Individual investors - who usually shy away from complex instruments like securitizations - were soothed by a clear legal structure that showed the rental streams to be securitized as well as the bullet or one-time repayment structure of the bond, said Kyson Ho, director of structured capital markets at HSBC in Hong Kong.

The government gave added assurance via a commitment to ensure lease payments would be made even if the buildings weren't completed by the scheduled July 2008. That helped the deal gain local ratings of AAA by both Fitch Ratings and Thai rating firm Tris Rating Co. Ltd., the first time a Thai securitization has been rated by two firms.

"We want to distribute our bonds to a wide range of investors," said Wisudhi Srisuphan, director-general of the ministry's Treasury Department and Chairman of Dhanarak Asset Development at a signing ceremony Monday.

Also helping the sale was the turnaround in the bond market in the last couple of weeks.

Long-dated bond yields are about 200 basis points higher than they were at the start of July, but aren't as high as they were.

"They (the government) has scheduled construction that they want to meet and they have a need for funds. They could have waited to sell the bonds but then the construction would have to wait so rates are not the only consideration in mind," said HSBC's Ho.

This week's sale of asset-backed bonds is the first of a three-part securitization of the office leases planned by the end of 2007 to raise a total THB24 billion.

"They want to talk to us again early next year about the next one," said the banker working on the deal.

And more could be on the way.

Thailand's infrastructure suffered years of underinvestment after the 1997 Asian financial crisis as the government prioritized getting the country's fiscal house in order. But now the country has funds in hand and urgently needs to think ahead.
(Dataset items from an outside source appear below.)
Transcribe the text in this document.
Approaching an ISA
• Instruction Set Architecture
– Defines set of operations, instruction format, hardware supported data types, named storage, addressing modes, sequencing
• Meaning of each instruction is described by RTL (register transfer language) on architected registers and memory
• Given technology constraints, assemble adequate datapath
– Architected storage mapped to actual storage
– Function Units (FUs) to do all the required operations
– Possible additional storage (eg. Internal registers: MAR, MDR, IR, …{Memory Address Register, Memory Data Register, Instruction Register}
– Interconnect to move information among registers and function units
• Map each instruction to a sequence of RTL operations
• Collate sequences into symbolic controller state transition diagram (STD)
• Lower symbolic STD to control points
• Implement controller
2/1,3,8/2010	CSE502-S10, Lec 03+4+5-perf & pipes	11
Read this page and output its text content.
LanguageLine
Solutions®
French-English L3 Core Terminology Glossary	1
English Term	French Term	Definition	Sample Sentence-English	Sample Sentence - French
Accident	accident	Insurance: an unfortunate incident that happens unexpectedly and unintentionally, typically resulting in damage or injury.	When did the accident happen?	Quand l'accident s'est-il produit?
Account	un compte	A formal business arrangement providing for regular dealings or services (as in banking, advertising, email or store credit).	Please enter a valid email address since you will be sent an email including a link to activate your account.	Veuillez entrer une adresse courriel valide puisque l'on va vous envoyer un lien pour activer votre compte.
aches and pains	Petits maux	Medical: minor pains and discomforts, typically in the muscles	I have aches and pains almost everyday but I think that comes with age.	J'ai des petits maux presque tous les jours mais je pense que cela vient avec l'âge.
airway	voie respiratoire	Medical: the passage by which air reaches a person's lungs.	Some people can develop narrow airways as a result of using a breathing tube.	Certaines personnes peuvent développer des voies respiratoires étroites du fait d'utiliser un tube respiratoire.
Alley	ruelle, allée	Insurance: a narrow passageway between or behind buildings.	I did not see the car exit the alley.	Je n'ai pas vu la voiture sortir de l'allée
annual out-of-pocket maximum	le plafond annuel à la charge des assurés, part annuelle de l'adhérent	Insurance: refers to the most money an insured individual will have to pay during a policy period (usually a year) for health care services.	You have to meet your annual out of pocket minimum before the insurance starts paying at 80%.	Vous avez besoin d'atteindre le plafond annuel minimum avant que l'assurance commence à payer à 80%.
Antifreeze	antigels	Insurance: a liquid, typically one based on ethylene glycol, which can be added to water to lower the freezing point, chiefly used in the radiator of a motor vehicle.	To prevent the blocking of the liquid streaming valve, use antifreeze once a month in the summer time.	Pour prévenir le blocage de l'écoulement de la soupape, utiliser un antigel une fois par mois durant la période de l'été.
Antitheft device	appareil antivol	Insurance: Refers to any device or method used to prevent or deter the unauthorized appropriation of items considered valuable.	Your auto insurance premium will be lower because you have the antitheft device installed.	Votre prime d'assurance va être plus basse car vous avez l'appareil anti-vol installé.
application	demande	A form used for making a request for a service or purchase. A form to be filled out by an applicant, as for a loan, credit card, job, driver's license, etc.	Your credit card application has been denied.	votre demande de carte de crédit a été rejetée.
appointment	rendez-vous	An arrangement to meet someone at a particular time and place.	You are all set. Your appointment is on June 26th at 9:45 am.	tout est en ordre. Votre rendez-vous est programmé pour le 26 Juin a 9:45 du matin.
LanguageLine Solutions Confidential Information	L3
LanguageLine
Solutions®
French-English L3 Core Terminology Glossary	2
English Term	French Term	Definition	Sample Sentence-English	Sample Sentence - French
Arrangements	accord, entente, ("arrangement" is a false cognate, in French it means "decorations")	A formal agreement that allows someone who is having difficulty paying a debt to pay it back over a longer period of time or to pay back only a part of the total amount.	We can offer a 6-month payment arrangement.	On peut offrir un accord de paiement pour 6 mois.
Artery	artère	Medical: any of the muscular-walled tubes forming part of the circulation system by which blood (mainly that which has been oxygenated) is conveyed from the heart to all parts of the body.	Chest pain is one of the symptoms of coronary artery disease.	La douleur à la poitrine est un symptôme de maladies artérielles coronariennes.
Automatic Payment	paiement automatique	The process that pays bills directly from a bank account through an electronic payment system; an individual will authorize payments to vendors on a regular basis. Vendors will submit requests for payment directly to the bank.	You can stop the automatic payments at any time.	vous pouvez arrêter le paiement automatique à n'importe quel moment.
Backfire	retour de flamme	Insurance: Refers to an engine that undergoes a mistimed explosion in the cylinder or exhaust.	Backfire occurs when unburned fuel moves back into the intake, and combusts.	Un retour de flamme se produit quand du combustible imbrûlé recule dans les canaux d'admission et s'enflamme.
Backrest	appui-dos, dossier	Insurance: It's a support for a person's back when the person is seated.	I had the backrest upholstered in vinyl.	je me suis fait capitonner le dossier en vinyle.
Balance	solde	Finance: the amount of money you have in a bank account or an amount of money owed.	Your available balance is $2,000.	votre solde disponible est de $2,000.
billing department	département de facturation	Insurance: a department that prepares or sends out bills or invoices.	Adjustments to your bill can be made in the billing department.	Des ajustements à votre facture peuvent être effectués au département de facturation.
"Thailand needs to invest in infrastructure for the economy otherwise bottlenecks will appear in the next five to 10 years," said Nicholas Bibby, regional economist with UBS AG.

The government has said the so-called "mega projects" will boost annual growth to 5.65% and remain at 4.76% per year without them.

The projects are also a cornerstone policy of the ruling Thai Rak Thai party, which has said it will fund them largely through borrowing in the domestic and overseas markets and through the government budget.